You are making an assertion that I am wrong, rather than backing it up.

The continent is litterrred with LNG projects that cleared all the regulatory hurdles, then did not go ahead. One of the two in Nova Scotia got as far as site work.

Would you like to refute the truth or relevance of that rather than make unsupported assertions?

And because you are apparently surrounded by and work in an industry whose claims of level of activity are coming to pass, do you think that is a general argument that this is an industry absolutely rife with boosterism on a larger as well as per-project basis? And that these assumptions about what there is to extract are based on other assumptions that the problems being ointed out either do not exist or will have simple engineered solutions? The Gulf of Mexico being the best known example of the latter.

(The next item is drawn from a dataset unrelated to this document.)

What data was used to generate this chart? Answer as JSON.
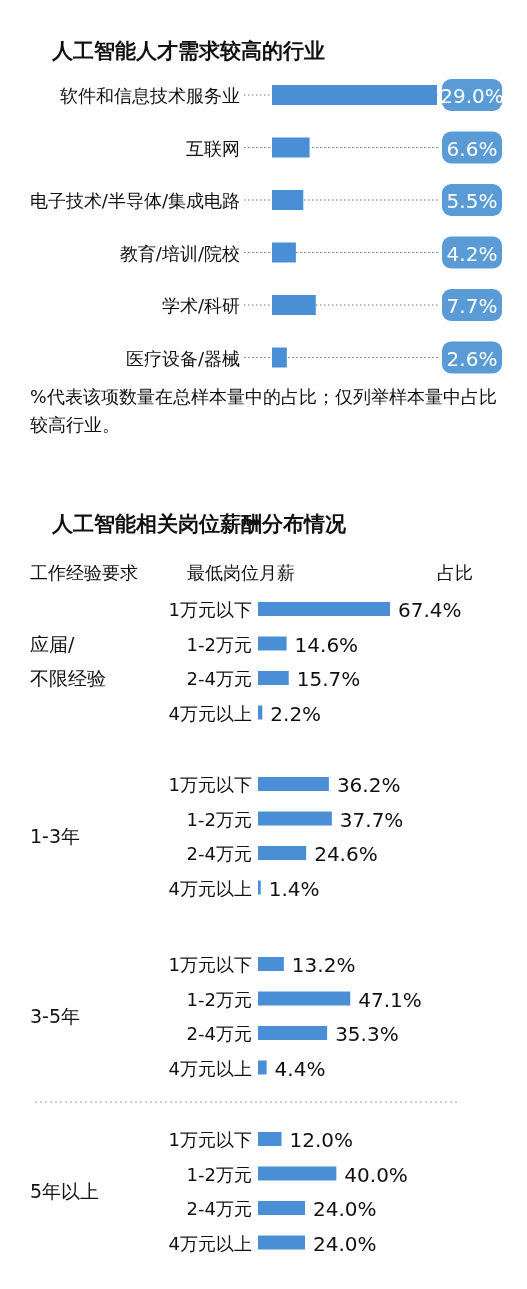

I do beg your pardon. No time this morning - a project meeting at a large gas plant my company is involved in.

Yeah, I see your point about LNG projects in general. The proposed Kitimat LNG project was also shelved for the same reasons. They were degasification plants to import LNG. The advent of shale gas made importation of LNG uneconomic. Try developing your shale gas and building a compression plant (@4X the cost of degassing) to export LNG to Europe and see how that flies.

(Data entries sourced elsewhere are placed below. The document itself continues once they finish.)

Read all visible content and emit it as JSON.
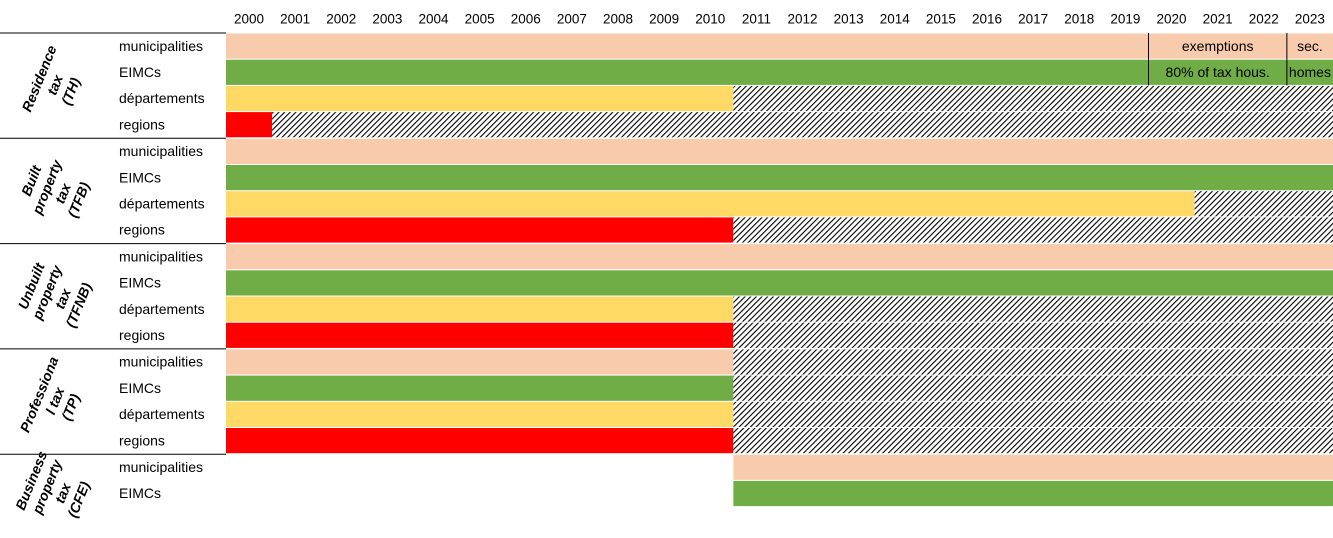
{
  "years": [
    2000,
    2001,
    2002,
    2003,
    2004,
    2005,
    2006,
    2007,
    2008,
    2009,
    2010,
    2011,
    2012,
    2013,
    2014,
    2015,
    2016,
    2017,
    2018,
    2019,
    2020,
    2021,
    2022,
    2023
  ],
  "groups": [
    {
      "label_lines": [
        "Residence",
        "tax",
        "(TH)"
      ],
      "rows": [
        {
          "name": "municipalities",
          "spans": [
            {
              "from": 2000,
              "to": 2023,
              "fill": "#f8cbad"
            }
          ]
        },
        {
          "name": "EIMCs",
          "spans": [
            {
              "from": 2000,
              "to": 2023,
              "fill": "#70ad47"
            }
          ]
        },
        {
          "name": "départements",
          "spans": [
            {
              "from": 2000,
              "to": 2010,
              "fill": "#ffd966"
            },
            {
              "from": 2011,
              "to": 2023,
              "fill": "hatch"
            }
          ]
        },
        {
          "name": "regions",
          "spans": [
            {
              "from": 2000,
              "to": 2000,
              "fill": "#ff0000"
            },
            {
              "from": 2001,
              "to": 2023,
              "fill": "hatch"
            }
          ]
        }
      ],
      "notes": [
        {
          "row": 0,
          "from": 2020,
          "to": 2022,
          "text": "exemptions"
        },
        {
          "row": 0,
          "from": 2023,
          "to": 2023,
          "text": "sec."
        },
        {
          "row": 1,
          "from": 2020,
          "to": 2022,
          "text": "80% of tax hous."
        },
        {
          "row": 1,
          "from": 2023,
          "to": 2023,
          "text": "homes"
        }
      ]
    },
    {
      "label_lines": [
        "Built",
        "property",
        "tax",
        "(TFB)"
      ],
      "rows": [
        {
          "name": "municipalities",
          "spans": [
            {
              "from": 2000,
              "to": 2023,
              "fill": "#f8cbad"
            }
          ]
        },
        {
          "name": "EIMCs",
          "spans": [
            {
              "from": 2000,
              "to": 2023,
              "fill": "#70ad47"
            }
          ]
        },
        {
          "name": "départements",
          "spans": [
            {
              "from": 2000,
              "to": 2020,
              "fill": "#ffd966"
            },
            {
              "from": 2021,
              "to": 2023,
              "fill": "hatch"
            }
          ]
        },
        {
          "name": "regions",
          "spans": [
            {
              "from": 2000,
              "to": 2010,
              "fill": "#ff0000"
            },
            {
              "from": 2011,
              "to": 2023,
              "fill": "hatch"
            }
          ]
        }
      ]
    },
    {
      "label_lines": [
        "Unbuilt",
        "property",
        "tax",
        "(TFNB)"
      ],
      "rows": [
        {
          "name": "municipalities",
          "spans": [
            {
              "from": 2000,
              "to": 2023,
              "fill": "#f8cbad"
            }
          ]
        },
        {
          "name": "EIMCs",
          "spans": [
            {
              "from": 2000,
              "to": 2023,
              "fill": "#70ad47"
            }
          ]
        },
        {
          "name": "départements",
          "spans": [
            {
              "from": 2000,
              "to": 2010,
              "fill": "#ffd966"
            },
            {
              "from": 2011,
              "to": 2023,
              "fill": "hatch"
            }
          ]
        },
        {
          "name": "regions",
          "spans": [
            {
              "from": 2000,
              "to": 2010,
              "fill": "#ff0000"
            },
            {
              "from": 2011,
              "to": 2023,
              "fill": "hatch"
            }
          ]
        }
      ]
    },
    {
      "label_lines": [
        "Professiona",
        "l tax",
        "(TP)"
      ],
      "rows": [
        {
          "name": "municipalities",
          "spans": [
            {
              "from": 2000,
              "to": 2010,
              "fill": "#f8cbad"
            },
            {
              "from": 2011,
              "to": 2023,
              "fill": "hatch"
            }
          ]
        },
        {
          "name": "EIMCs",
          "spans": [
            {
              "from": 2000,
              "to": 2010,
              "fill": "#70ad47"
            },
            {
              "from": 2011,
              "to": 2023,
              "fill": "hatch"
            }
          ]
        },
        {
          "name": "départements",
          "spans": [
            {
              "from": 2000,
              "to": 2010,
              "fill": "#ffd966"
            },
            {
              "from": 2011,
              "to": 2023,
              "fill": "hatch"
            }
          ]
        },
        {
          "name": "regions",
          "spans": [
            {
              "from": 2000,
              "to": 2010,
              "fill": "#ff0000"
            },
            {
              "from": 2011,
              "to": 2023,
              "fill": "hatch"
            }
          ]
        }
      ]
    },
    {
      "label_lines": [
        "Business",
        "property",
        "tax",
        "(CFE)"
      ],
      "rows": [
        {
          "name": "municipalities",
          "spans": [
            {
              "from": 2011,
              "to": 2023,
              "fill": "#f8cbad"
            }
          ]
        },
        {
          "name": "EIMCs",
          "spans": [
            {
              "from": 2011,
              "to": 2023,
              "fill": "#70ad47"
            }
          ]
        }
      ]
    }
  ]
}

Kitimat LNG has partners. The Haisla of Kitimat and Pacific Northern Gas. The Haisla have provided land for the plant and PNG owns the existing pipeline from Spectra's Summit lake compressor station to Kitimat. Provincial approval granted 2007 and federal approval in 2008. Pipeline capacity is fully booked with Kitimat LNG partners Apache Canada and EOG resources selling their own gas to KOGAS (Korean National Gas Co) and Spain's dominant gas company (whose name escapes me).

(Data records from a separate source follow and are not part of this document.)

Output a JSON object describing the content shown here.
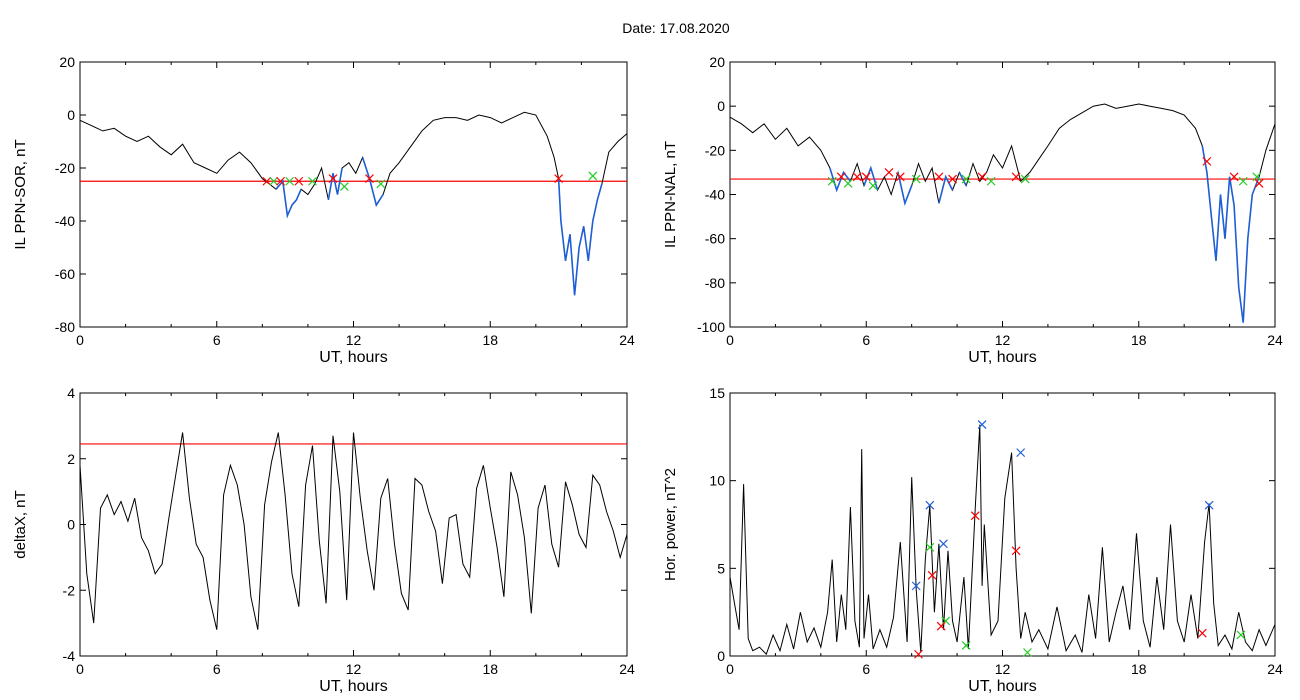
{
  "figure": {
    "title": "Date:  17.08.2020"
  },
  "colors": {
    "trace": "#000000",
    "threshold": "#ff0000",
    "highlight": "#1f5fd6",
    "marker_red": "#ff0000",
    "marker_green": "#22cc22",
    "marker_blue": "#1f5fd6"
  },
  "chart_data": [
    {
      "type": "line",
      "panel": "top-left",
      "xlabel": "UT, hours",
      "ylabel": "IL PPN-SOR, nT",
      "xlim": [
        0,
        24
      ],
      "ylim": [
        -80,
        20
      ],
      "xticks": [
        0,
        6,
        12,
        18,
        24
      ],
      "yticks": [
        -80,
        -60,
        -40,
        -20,
        0,
        20
      ],
      "threshold": -25,
      "x": [
        0,
        0.5,
        1,
        1.5,
        2,
        2.5,
        3,
        3.5,
        4,
        4.5,
        5,
        5.5,
        6,
        6.5,
        7,
        7.5,
        8,
        8.3,
        8.6,
        8.9,
        9.1,
        9.3,
        9.5,
        9.7,
        10,
        10.3,
        10.6,
        10.9,
        11.1,
        11.3,
        11.5,
        11.8,
        12.1,
        12.4,
        12.7,
        13,
        13.3,
        13.6,
        14,
        14.5,
        15,
        15.5,
        16,
        16.5,
        17,
        17.5,
        18,
        18.5,
        19,
        19.5,
        20,
        20.5,
        20.8,
        21,
        21.1,
        21.3,
        21.5,
        21.7,
        21.9,
        22.1,
        22.3,
        22.5,
        22.7,
        22.9,
        23.2,
        23.6,
        24
      ],
      "y": [
        -2,
        -4,
        -6,
        -5,
        -8,
        -10,
        -8,
        -12,
        -15,
        -11,
        -18,
        -20,
        -22,
        -17,
        -14,
        -18,
        -24,
        -26,
        -28,
        -25,
        -38,
        -34,
        -32,
        -28,
        -30,
        -26,
        -20,
        -32,
        -22,
        -30,
        -20,
        -18,
        -22,
        -16,
        -24,
        -34,
        -30,
        -22,
        -18,
        -12,
        -6,
        -2,
        -1,
        -1,
        -2,
        0,
        -1,
        -3,
        -1,
        1,
        0,
        -8,
        -16,
        -24,
        -40,
        -55,
        -45,
        -68,
        -50,
        -42,
        -55,
        -40,
        -32,
        -26,
        -14,
        -10,
        -7
      ],
      "highlight_ranges": [
        [
          8.6,
          9.7
        ],
        [
          10.9,
          11.5
        ],
        [
          12.4,
          13.3
        ],
        [
          21.0,
          23.0
        ]
      ],
      "markers": [
        {
          "x": 8.2,
          "y": -25,
          "color": "red"
        },
        {
          "x": 8.5,
          "y": -25,
          "color": "green"
        },
        {
          "x": 8.8,
          "y": -25,
          "color": "red"
        },
        {
          "x": 9.2,
          "y": -25,
          "color": "green"
        },
        {
          "x": 9.6,
          "y": -25,
          "color": "red"
        },
        {
          "x": 10.2,
          "y": -25,
          "color": "green"
        },
        {
          "x": 11.1,
          "y": -24,
          "color": "red"
        },
        {
          "x": 11.6,
          "y": -27,
          "color": "green"
        },
        {
          "x": 12.7,
          "y": -24,
          "color": "red"
        },
        {
          "x": 13.2,
          "y": -26,
          "color": "green"
        },
        {
          "x": 21.0,
          "y": -24,
          "color": "red"
        },
        {
          "x": 22.5,
          "y": -23,
          "color": "green"
        }
      ]
    },
    {
      "type": "line",
      "panel": "top-right",
      "xlabel": "UT, hours",
      "ylabel": "IL PPN-NAL, nT",
      "xlim": [
        0,
        24
      ],
      "ylim": [
        -100,
        20
      ],
      "xticks": [
        0,
        6,
        12,
        18,
        24
      ],
      "yticks": [
        -100,
        -80,
        -60,
        -40,
        -20,
        0,
        20
      ],
      "threshold": -33,
      "x": [
        0,
        0.5,
        1,
        1.5,
        2,
        2.5,
        3,
        3.5,
        4,
        4.4,
        4.7,
        5,
        5.3,
        5.6,
        5.9,
        6.2,
        6.5,
        6.8,
        7.1,
        7.4,
        7.7,
        8,
        8.3,
        8.6,
        8.9,
        9.2,
        9.5,
        9.8,
        10.1,
        10.4,
        10.7,
        11,
        11.3,
        11.6,
        12,
        12.4,
        12.8,
        13.2,
        13.6,
        14,
        14.5,
        15,
        15.5,
        16,
        16.5,
        17,
        17.5,
        18,
        18.5,
        19,
        19.5,
        20,
        20.5,
        20.8,
        21,
        21.2,
        21.4,
        21.6,
        21.8,
        22,
        22.2,
        22.4,
        22.6,
        22.8,
        23,
        23.3,
        23.6,
        24
      ],
      "y": [
        -5,
        -8,
        -12,
        -8,
        -15,
        -10,
        -18,
        -14,
        -20,
        -28,
        -38,
        -30,
        -34,
        -26,
        -36,
        -28,
        -38,
        -32,
        -40,
        -30,
        -44,
        -36,
        -26,
        -34,
        -28,
        -44,
        -32,
        -38,
        -30,
        -36,
        -26,
        -34,
        -30,
        -22,
        -28,
        -18,
        -34,
        -30,
        -24,
        -18,
        -10,
        -6,
        -3,
        0,
        1,
        -1,
        0,
        1,
        0,
        -1,
        -2,
        -4,
        -10,
        -18,
        -30,
        -50,
        -70,
        -40,
        -60,
        -32,
        -45,
        -82,
        -98,
        -60,
        -40,
        -32,
        -20,
        -8
      ],
      "highlight_ranges": [
        [
          4.4,
          5.3
        ],
        [
          5.9,
          6.5
        ],
        [
          7.4,
          8.0
        ],
        [
          9.2,
          9.8
        ],
        [
          10.1,
          10.4
        ],
        [
          20.8,
          23.3
        ]
      ],
      "markers": [
        {
          "x": 4.5,
          "y": -34,
          "color": "green"
        },
        {
          "x": 4.9,
          "y": -32,
          "color": "red"
        },
        {
          "x": 5.2,
          "y": -35,
          "color": "green"
        },
        {
          "x": 5.6,
          "y": -32,
          "color": "red"
        },
        {
          "x": 6.0,
          "y": -32,
          "color": "red"
        },
        {
          "x": 6.3,
          "y": -36,
          "color": "green"
        },
        {
          "x": 7.0,
          "y": -30,
          "color": "red"
        },
        {
          "x": 7.5,
          "y": -32,
          "color": "red"
        },
        {
          "x": 8.2,
          "y": -33,
          "color": "green"
        },
        {
          "x": 9.2,
          "y": -32,
          "color": "red"
        },
        {
          "x": 9.8,
          "y": -33,
          "color": "red"
        },
        {
          "x": 10.4,
          "y": -33,
          "color": "green"
        },
        {
          "x": 11.1,
          "y": -32,
          "color": "red"
        },
        {
          "x": 11.5,
          "y": -34,
          "color": "green"
        },
        {
          "x": 12.6,
          "y": -32,
          "color": "red"
        },
        {
          "x": 13.0,
          "y": -33,
          "color": "green"
        },
        {
          "x": 21.0,
          "y": -25,
          "color": "red"
        },
        {
          "x": 22.2,
          "y": -32,
          "color": "red"
        },
        {
          "x": 22.6,
          "y": -34,
          "color": "green"
        },
        {
          "x": 23.2,
          "y": -32,
          "color": "green"
        },
        {
          "x": 23.3,
          "y": -35,
          "color": "red"
        }
      ]
    },
    {
      "type": "line",
      "panel": "bottom-left",
      "xlabel": "UT, hours",
      "ylabel": "deltaX, nT",
      "xlim": [
        0,
        24
      ],
      "ylim": [
        -4,
        4
      ],
      "xticks": [
        0,
        6,
        12,
        18,
        24
      ],
      "yticks": [
        -4,
        -2,
        0,
        2,
        4
      ],
      "threshold": 2.45,
      "x": [
        0,
        0.3,
        0.6,
        0.9,
        1.2,
        1.5,
        1.8,
        2.1,
        2.4,
        2.7,
        3,
        3.3,
        3.6,
        3.9,
        4.2,
        4.5,
        4.8,
        5.1,
        5.4,
        5.7,
        6,
        6.3,
        6.6,
        6.9,
        7.2,
        7.5,
        7.8,
        8.1,
        8.4,
        8.7,
        9,
        9.3,
        9.6,
        9.9,
        10.2,
        10.5,
        10.8,
        11.1,
        11.4,
        11.7,
        12,
        12.3,
        12.6,
        12.9,
        13.2,
        13.5,
        13.8,
        14.1,
        14.4,
        14.7,
        15,
        15.3,
        15.6,
        15.9,
        16.2,
        16.5,
        16.8,
        17.1,
        17.4,
        17.7,
        18,
        18.3,
        18.6,
        18.9,
        19.2,
        19.5,
        19.8,
        20.1,
        20.4,
        20.7,
        21,
        21.3,
        21.6,
        21.9,
        22.2,
        22.5,
        22.8,
        23.1,
        23.4,
        23.7,
        24
      ],
      "y": [
        1.8,
        -1.5,
        -3.0,
        0.5,
        0.9,
        0.3,
        0.7,
        0.1,
        0.8,
        -0.4,
        -0.8,
        -1.5,
        -1.2,
        0.2,
        1.5,
        2.8,
        0.8,
        -0.6,
        -1.0,
        -2.3,
        -3.2,
        0.9,
        1.8,
        1.2,
        0.0,
        -2.2,
        -3.2,
        0.6,
        1.9,
        2.8,
        0.9,
        -1.5,
        -2.5,
        1.2,
        2.4,
        -0.5,
        -2.4,
        2.7,
        1.0,
        -2.3,
        2.8,
        0.8,
        -0.8,
        -2.0,
        0.8,
        1.4,
        -0.6,
        -2.1,
        -2.6,
        1.4,
        1.2,
        0.4,
        -0.2,
        -1.8,
        0.2,
        0.3,
        -1.2,
        -1.6,
        1.1,
        1.8,
        0.5,
        -0.7,
        -2.2,
        1.6,
        0.9,
        -0.4,
        -2.7,
        0.5,
        1.2,
        -0.6,
        -1.3,
        1.3,
        0.6,
        -0.3,
        -0.7,
        1.5,
        1.2,
        0.4,
        -0.2,
        -1.0,
        -0.3
      ]
    },
    {
      "type": "line",
      "panel": "bottom-right",
      "xlabel": "UT, hours",
      "ylabel": "Hor. power, nT^2",
      "xlim": [
        0,
        24
      ],
      "ylim": [
        0,
        15
      ],
      "xticks": [
        0,
        6,
        12,
        18,
        24
      ],
      "yticks": [
        0,
        5,
        10,
        15
      ],
      "x": [
        0,
        0.2,
        0.4,
        0.6,
        0.8,
        1,
        1.3,
        1.6,
        1.9,
        2.2,
        2.5,
        2.8,
        3.1,
        3.4,
        3.7,
        4,
        4.3,
        4.5,
        4.7,
        4.9,
        5.1,
        5.3,
        5.5,
        5.7,
        5.8,
        5.9,
        6.1,
        6.3,
        6.6,
        6.9,
        7.2,
        7.5,
        7.8,
        8.0,
        8.2,
        8.4,
        8.6,
        8.8,
        9.0,
        9.2,
        9.4,
        9.6,
        9.8,
        10.0,
        10.3,
        10.5,
        10.8,
        11.0,
        11.1,
        11.2,
        11.5,
        11.8,
        12.1,
        12.4,
        12.6,
        12.8,
        13.0,
        13.3,
        13.6,
        14.0,
        14.4,
        14.8,
        15.2,
        15.5,
        15.8,
        16.1,
        16.4,
        16.7,
        17.0,
        17.3,
        17.6,
        17.9,
        18.2,
        18.5,
        18.8,
        19.1,
        19.4,
        19.7,
        20.0,
        20.3,
        20.6,
        20.9,
        21.1,
        21.3,
        21.5,
        21.8,
        22.1,
        22.4,
        22.7,
        23.0,
        23.3,
        23.6,
        24
      ],
      "y": [
        4.5,
        3.0,
        1.5,
        9.8,
        1.0,
        0.3,
        0.5,
        0.1,
        1.2,
        0.3,
        1.8,
        0.4,
        2.5,
        0.8,
        1.6,
        0.5,
        2.5,
        5.5,
        0.8,
        3.5,
        1.5,
        8.5,
        2.0,
        0.5,
        11.8,
        1.0,
        3.5,
        0.4,
        1.5,
        0.5,
        2.2,
        6.5,
        0.8,
        10.2,
        3.8,
        0.2,
        5.5,
        8.6,
        2.5,
        6.4,
        1.5,
        6.0,
        2.0,
        0.8,
        4.5,
        0.4,
        8.5,
        13.2,
        4.0,
        7.5,
        1.2,
        2.0,
        9.0,
        11.6,
        5.0,
        1.0,
        2.5,
        0.8,
        1.5,
        0.4,
        2.8,
        0.3,
        1.2,
        0.2,
        3.5,
        1.0,
        6.2,
        0.8,
        2.5,
        4.0,
        1.5,
        7.0,
        2.0,
        0.5,
        4.5,
        1.5,
        7.5,
        2.0,
        0.8,
        3.5,
        1.0,
        6.5,
        8.7,
        3.0,
        0.6,
        1.2,
        0.4,
        2.5,
        0.8,
        0.3,
        1.5,
        0.6,
        1.8
      ],
      "markers": [
        {
          "x": 8.2,
          "y": 4.0,
          "color": "blue"
        },
        {
          "x": 8.3,
          "y": 0.1,
          "color": "red"
        },
        {
          "x": 8.8,
          "y": 8.6,
          "color": "blue"
        },
        {
          "x": 8.8,
          "y": 6.2,
          "color": "green"
        },
        {
          "x": 8.9,
          "y": 4.6,
          "color": "red"
        },
        {
          "x": 9.4,
          "y": 6.4,
          "color": "blue"
        },
        {
          "x": 9.5,
          "y": 2.0,
          "color": "green"
        },
        {
          "x": 9.3,
          "y": 1.7,
          "color": "red"
        },
        {
          "x": 10.8,
          "y": 8.0,
          "color": "red"
        },
        {
          "x": 10.4,
          "y": 0.6,
          "color": "green"
        },
        {
          "x": 11.1,
          "y": 13.2,
          "color": "blue"
        },
        {
          "x": 12.6,
          "y": 6.0,
          "color": "red"
        },
        {
          "x": 12.8,
          "y": 11.6,
          "color": "blue"
        },
        {
          "x": 13.1,
          "y": 0.2,
          "color": "green"
        },
        {
          "x": 21.1,
          "y": 8.6,
          "color": "blue"
        },
        {
          "x": 20.8,
          "y": 1.3,
          "color": "red"
        },
        {
          "x": 22.5,
          "y": 1.2,
          "color": "green"
        }
      ]
    }
  ],
  "panels_layout": [
    "top-left",
    "top-right",
    "bottom-left",
    "bottom-right"
  ]
}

Encana is presently constructing phase 1 of 5 phases ($400 million each phase) of its Cabin Gas Plant. Ledcor Corp has the prime contract. TransCanadaPipelines is building its 36 inch Horn River connector and 36 inch Groundbirch connector pipelines to tie into its Alberta grid. transCanadaPipelines converted from an provincially regulated carrier to a federally (NEB) regulated carrier in order to access BC gas.

I can go on for pages but you get the drift (or maybe refuse to Laughing) The point is that these are hard assets with sunk costs, not paper proposals.

Natural gas is a completely different commodity than oil. Land-based gas drilling is completely different than offshore oil drilling.